Whole Wheat Terminology
Wheat is a grass and its seed is what's made into flour. That seed contains a protective outer shell called bran, a sprouting embryo called germ, and a nutrient layer called endosperm. White flour has the bran germ removed, while wheat flour still contains bran and germ.
Sounds simple, right? Well, there is a major terminology problem in the US. Whole wheat refers to any flour that contains some of the bran and germ.
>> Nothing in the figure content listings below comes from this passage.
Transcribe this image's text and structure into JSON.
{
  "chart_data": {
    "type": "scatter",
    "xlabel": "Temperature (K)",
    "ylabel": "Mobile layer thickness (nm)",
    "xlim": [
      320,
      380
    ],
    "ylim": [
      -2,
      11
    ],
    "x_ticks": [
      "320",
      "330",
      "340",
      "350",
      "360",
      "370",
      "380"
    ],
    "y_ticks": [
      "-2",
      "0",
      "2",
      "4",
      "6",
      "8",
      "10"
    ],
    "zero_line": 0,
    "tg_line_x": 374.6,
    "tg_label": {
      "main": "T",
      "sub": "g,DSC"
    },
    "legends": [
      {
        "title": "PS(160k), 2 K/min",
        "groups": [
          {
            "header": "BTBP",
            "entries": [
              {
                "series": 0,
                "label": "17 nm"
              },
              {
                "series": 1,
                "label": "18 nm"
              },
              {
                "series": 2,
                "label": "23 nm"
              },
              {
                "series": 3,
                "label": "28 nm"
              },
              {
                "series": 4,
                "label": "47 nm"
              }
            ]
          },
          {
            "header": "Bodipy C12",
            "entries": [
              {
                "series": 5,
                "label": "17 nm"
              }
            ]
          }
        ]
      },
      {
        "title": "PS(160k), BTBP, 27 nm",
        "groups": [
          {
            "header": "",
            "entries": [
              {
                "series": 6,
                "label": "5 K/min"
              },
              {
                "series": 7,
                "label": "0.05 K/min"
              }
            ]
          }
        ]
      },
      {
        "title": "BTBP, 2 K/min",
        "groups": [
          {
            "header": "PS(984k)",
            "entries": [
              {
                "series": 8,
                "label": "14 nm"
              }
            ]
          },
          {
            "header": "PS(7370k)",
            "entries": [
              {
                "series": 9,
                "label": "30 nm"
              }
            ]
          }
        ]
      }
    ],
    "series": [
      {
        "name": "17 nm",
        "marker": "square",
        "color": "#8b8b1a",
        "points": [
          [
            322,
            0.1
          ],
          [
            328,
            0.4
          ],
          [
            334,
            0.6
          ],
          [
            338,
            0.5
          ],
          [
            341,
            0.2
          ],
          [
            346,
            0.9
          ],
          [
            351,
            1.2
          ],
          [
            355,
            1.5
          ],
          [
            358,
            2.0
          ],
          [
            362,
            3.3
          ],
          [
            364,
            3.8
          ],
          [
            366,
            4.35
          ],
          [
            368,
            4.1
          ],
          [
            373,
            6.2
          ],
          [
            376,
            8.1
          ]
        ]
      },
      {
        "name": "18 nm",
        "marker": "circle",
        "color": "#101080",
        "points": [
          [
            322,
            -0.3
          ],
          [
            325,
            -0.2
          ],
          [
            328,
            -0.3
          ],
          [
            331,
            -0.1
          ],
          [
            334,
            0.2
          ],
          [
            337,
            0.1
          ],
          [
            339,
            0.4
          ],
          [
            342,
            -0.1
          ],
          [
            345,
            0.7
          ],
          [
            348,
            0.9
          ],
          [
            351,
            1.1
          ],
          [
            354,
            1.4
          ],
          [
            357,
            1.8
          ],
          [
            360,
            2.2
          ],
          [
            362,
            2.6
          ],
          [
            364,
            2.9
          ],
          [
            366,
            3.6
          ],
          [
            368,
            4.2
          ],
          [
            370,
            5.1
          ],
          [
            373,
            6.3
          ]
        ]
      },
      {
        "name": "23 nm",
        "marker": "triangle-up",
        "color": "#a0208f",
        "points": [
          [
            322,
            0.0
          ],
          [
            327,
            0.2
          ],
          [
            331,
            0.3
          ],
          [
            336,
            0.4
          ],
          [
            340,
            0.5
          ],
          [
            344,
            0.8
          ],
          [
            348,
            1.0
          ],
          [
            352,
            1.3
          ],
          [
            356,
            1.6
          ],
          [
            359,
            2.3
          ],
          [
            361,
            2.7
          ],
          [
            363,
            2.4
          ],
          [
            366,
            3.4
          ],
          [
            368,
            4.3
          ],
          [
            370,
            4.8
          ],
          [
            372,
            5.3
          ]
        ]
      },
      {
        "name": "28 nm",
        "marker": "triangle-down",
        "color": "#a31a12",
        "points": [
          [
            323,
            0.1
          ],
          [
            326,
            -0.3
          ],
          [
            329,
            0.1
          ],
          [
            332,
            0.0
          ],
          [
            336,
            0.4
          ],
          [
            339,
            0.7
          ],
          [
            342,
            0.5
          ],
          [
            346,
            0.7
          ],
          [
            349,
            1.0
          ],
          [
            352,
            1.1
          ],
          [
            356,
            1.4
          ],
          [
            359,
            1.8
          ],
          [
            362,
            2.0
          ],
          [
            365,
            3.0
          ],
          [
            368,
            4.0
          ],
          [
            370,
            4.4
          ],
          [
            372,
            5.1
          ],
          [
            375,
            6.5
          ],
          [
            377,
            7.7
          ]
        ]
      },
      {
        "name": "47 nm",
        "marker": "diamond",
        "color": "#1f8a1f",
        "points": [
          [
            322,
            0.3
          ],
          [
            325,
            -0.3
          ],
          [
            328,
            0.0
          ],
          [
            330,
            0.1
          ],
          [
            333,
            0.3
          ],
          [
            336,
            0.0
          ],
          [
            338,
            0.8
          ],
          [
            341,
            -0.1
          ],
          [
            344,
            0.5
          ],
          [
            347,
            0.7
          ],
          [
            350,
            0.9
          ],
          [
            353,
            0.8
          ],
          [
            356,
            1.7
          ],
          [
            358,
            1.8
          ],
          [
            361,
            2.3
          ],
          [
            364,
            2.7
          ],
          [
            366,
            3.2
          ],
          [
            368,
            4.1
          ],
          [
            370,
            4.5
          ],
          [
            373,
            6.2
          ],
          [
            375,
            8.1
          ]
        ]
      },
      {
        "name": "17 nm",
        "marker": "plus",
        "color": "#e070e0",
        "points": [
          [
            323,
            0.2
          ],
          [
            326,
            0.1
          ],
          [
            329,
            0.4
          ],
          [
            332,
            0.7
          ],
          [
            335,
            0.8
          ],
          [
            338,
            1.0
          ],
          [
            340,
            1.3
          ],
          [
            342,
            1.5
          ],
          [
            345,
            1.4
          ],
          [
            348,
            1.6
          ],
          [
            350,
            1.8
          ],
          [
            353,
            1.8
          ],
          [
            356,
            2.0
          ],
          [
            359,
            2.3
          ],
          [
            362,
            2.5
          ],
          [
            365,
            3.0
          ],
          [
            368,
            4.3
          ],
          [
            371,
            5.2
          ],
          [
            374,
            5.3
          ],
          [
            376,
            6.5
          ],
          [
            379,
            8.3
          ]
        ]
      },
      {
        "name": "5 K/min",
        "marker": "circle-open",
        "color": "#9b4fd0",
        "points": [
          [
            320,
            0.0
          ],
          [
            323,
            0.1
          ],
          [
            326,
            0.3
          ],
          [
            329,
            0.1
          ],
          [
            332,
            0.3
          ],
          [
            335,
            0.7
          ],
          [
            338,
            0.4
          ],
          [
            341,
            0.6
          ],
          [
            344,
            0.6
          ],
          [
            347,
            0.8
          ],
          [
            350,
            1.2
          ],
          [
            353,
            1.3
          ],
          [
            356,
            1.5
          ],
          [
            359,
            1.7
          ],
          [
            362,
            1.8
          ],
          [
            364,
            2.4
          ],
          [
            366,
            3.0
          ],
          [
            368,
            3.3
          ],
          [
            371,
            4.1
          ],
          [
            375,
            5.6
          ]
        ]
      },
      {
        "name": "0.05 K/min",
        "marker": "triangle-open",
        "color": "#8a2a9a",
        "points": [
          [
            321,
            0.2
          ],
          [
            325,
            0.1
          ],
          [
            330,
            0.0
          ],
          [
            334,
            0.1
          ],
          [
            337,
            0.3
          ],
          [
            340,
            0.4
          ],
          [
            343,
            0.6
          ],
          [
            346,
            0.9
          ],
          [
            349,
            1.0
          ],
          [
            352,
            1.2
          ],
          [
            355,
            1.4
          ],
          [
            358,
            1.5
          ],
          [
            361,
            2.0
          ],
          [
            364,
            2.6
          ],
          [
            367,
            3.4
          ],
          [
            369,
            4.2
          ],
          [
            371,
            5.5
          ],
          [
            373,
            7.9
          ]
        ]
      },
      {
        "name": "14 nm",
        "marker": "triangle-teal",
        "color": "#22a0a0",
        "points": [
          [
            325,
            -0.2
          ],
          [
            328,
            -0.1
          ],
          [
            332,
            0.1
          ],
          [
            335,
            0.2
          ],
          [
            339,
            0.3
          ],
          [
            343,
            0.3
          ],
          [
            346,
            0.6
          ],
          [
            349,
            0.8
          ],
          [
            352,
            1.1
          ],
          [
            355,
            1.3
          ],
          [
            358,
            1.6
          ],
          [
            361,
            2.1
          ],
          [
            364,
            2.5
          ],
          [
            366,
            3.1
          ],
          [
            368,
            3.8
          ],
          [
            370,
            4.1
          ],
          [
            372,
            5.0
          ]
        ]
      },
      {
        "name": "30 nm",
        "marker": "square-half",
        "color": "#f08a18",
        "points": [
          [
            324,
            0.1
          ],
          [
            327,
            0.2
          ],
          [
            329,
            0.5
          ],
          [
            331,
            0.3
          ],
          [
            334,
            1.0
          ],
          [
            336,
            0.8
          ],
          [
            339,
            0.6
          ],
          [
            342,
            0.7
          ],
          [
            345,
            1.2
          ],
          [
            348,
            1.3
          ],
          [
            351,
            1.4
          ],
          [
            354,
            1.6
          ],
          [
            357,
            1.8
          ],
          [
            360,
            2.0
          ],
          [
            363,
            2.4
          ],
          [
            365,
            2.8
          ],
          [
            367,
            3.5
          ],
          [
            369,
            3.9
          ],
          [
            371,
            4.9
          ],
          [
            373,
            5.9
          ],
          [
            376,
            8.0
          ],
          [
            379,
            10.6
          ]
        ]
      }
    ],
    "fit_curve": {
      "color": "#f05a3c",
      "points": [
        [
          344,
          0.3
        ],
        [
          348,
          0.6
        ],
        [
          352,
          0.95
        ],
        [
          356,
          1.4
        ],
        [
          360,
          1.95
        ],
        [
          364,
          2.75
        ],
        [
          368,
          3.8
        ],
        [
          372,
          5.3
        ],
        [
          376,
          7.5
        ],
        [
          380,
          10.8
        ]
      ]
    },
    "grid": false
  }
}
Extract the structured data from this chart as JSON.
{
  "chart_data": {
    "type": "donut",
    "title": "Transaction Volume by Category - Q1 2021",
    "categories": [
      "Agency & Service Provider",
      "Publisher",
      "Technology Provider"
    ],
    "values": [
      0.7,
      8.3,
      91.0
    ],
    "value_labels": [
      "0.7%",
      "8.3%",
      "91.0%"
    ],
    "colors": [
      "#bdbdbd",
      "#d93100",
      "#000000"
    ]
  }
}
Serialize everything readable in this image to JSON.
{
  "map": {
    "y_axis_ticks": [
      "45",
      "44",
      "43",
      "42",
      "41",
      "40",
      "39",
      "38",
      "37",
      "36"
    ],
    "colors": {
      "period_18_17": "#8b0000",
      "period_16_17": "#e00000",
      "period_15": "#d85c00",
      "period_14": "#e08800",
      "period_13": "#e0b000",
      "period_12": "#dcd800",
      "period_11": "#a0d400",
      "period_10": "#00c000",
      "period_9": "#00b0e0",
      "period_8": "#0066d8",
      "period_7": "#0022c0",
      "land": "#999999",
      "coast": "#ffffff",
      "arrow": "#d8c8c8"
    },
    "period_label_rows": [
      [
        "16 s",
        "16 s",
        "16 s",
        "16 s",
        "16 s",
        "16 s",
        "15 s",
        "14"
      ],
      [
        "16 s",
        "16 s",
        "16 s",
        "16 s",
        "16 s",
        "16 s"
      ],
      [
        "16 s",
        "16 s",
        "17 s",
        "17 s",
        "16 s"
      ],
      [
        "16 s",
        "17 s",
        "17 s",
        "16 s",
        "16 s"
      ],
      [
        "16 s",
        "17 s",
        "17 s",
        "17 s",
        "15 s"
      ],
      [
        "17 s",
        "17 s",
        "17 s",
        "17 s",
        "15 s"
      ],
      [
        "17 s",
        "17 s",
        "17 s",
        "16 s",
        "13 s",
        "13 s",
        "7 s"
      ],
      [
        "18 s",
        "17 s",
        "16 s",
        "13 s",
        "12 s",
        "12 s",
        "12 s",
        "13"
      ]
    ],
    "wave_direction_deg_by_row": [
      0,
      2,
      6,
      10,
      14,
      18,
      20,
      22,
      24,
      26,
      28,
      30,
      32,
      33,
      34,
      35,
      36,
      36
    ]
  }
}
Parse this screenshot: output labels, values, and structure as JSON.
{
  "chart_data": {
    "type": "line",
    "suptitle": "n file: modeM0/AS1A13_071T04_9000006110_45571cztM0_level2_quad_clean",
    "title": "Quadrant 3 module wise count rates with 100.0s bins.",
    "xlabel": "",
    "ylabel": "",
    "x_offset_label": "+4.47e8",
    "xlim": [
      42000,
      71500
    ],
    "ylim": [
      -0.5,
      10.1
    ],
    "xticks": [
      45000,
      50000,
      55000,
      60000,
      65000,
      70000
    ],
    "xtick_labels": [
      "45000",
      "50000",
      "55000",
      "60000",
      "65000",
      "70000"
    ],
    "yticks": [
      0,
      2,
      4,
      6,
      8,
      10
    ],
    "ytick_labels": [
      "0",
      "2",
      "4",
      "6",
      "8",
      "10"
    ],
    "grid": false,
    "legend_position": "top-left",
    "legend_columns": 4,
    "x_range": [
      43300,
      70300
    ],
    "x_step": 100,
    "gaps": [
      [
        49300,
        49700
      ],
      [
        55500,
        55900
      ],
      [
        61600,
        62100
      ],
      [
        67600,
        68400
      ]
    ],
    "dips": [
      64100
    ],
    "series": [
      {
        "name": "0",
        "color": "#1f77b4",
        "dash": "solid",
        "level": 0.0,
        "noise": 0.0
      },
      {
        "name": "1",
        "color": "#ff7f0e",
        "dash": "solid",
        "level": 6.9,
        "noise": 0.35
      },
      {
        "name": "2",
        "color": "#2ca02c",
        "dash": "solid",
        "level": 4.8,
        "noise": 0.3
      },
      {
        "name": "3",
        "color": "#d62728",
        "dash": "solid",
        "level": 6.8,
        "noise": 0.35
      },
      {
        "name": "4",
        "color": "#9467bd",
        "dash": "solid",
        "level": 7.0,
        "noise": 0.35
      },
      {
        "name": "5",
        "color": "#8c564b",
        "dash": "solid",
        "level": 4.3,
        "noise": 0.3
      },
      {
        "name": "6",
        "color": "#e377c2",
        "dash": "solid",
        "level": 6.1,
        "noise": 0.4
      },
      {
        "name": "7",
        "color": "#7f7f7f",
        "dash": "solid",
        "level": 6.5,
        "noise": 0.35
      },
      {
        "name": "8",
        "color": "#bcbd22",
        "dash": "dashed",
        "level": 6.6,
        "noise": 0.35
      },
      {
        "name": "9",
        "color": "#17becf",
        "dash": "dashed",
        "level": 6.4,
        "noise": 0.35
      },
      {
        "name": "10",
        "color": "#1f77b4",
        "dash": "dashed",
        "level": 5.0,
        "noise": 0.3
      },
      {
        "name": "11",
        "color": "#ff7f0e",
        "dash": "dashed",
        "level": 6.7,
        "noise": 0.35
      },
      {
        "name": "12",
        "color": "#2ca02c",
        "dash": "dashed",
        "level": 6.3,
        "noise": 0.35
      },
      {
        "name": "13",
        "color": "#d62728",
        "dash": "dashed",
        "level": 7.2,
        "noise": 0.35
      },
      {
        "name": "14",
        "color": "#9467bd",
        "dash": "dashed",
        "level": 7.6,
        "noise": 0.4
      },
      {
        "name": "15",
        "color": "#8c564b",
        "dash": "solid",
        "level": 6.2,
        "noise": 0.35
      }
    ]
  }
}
Some whole wheats contains just 20% of the original bran and germ, while others contain 40% or 100%. These different "whole wheats" are completely different products – both in taste and in nutrition.
At Joe's Bread, all wheat flour is "whole wheat", meaning some portion of the bran and germ is included. Among bakers, this is called "high extraction flour". Sifting flour to 20-40% of its original bran and most of its original germ makes for a well balanced bread. The bran is high in insoluble fiber. Insoluble fiber is a nutrient most people need more of. However, wheat is a hardy grain and the seed has more fiber than most other whole grains. Nutition usually requires balance, and too much fiber can make digestion difficult and create gas. The germ is a great source of nutition, flavor, and enzymes. These enzymes, with a bit of patience, make the bran and endosperm more flavorful and more digestible. However, germ is prone to rancity, so it is best to eat whole wheat breads if they are made from freshly milled flours. All products at Joe's Bread are made from fresh flour thanks to our partners at The Mill at Janie's Farm and our in-house grain mill.
Whole wheat bread containing 100% of the bran and germ may also be termed whole grain or wholemeal. It is a denser and makes for a filling meal. All our breads labeled "whole wheat" contain 100% of the bran and germ. While few "whole wheat breads" are in fact wholemeal, we feel this labeling is clearer to consumers looking to make educated and healthful choices.